The full set of Orchestrator services is available to agents:
- Assets — read credentials and configuration: Assets reference
- Buckets — download and upload files: Buckets reference
- Connections — Integration Service connections for ERP and SaaS: Connections reference
- Context Grounding — semantic search over enterprise data: Context Grounding reference
Tracing¶
Apply @traced to custom steps inside your agent to make them visible in the Orchestrator job trace view and Maestro dashboards. Do not trace the entry point — the runtime wraps it automatically.
from uipath.tracing import traced
@traced(name="lookup_vendor", run_type="uipath")
def lookup_vendor(vendor_id: str) -> dict:
...
See Tracing for the full decorator reference.
Framework Guides¶
Each framework extension has its own getting started guide and sample agents:
| Framework | Guide | Samples |
|---|---|---|
| LangChain / LangGraph | Get Started | Samples |
| LlamaIndex | Get Started | Samples |
| OpenAI Agents SDK | Get Started | Samples |
| PydanticAI | README | Samples |
| Google ADK | README | Samples |
| UiPath Agent Framework | README | Samples |
Pack & Publish¶
The same CLI workflow applies as for coded functions:
Name : my-agent
Version : 0.1.0
Description: Add your description here
Authors : Your Name
✓ Project successfully packaged.
uipath publish⠋ Fetching available package feeds...
Select feed number: 0
✓ Package published successfully!
After publishing, the agent registers as an Orchestrator Process and can be invoked from Maestro, the Orchestrator API, or the CLI.
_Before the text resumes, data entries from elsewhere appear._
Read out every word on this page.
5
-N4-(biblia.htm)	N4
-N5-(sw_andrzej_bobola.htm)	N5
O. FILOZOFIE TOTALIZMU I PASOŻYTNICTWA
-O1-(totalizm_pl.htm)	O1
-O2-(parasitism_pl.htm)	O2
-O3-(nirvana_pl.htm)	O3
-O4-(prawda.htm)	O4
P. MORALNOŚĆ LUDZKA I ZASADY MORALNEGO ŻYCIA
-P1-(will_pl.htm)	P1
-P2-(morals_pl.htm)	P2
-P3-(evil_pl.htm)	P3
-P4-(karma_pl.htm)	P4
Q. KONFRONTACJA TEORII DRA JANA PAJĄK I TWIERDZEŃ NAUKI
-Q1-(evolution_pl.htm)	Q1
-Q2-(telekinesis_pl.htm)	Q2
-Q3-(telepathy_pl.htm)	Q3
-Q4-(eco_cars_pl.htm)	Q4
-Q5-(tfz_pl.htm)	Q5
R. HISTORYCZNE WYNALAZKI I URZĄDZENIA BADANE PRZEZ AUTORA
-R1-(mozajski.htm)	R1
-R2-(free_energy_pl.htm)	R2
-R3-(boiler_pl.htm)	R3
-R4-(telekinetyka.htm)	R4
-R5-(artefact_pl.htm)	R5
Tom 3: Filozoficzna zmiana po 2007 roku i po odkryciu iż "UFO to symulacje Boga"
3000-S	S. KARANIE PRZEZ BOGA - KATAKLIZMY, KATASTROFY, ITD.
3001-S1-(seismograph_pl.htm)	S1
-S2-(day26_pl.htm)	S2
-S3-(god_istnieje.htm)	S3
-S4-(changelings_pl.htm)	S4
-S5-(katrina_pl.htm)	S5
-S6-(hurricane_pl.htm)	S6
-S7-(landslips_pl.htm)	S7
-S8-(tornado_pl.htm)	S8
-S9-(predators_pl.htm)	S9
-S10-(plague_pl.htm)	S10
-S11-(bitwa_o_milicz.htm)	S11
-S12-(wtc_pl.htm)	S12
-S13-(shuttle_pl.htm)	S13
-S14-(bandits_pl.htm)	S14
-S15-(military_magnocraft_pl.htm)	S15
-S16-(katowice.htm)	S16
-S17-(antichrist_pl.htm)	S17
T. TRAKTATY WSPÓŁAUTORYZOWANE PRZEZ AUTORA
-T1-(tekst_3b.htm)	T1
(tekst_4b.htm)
See CLI Reference for full pack, publish, and invoke options.
Studio Web Integration¶
Connect your agent to a Studio Web solution for cloud debugging, evaluation, and solution packaging.
See Studio Web Integration for setup and sync details.
Evaluations¶
Coded agents support evaluations in Studio Web and locally via uipath eval. Evaluators cover LLM output quality, tool call correctness, and trajectory analysis.
See the Evaluations documentation for available evaluators and how to define evaluation sets.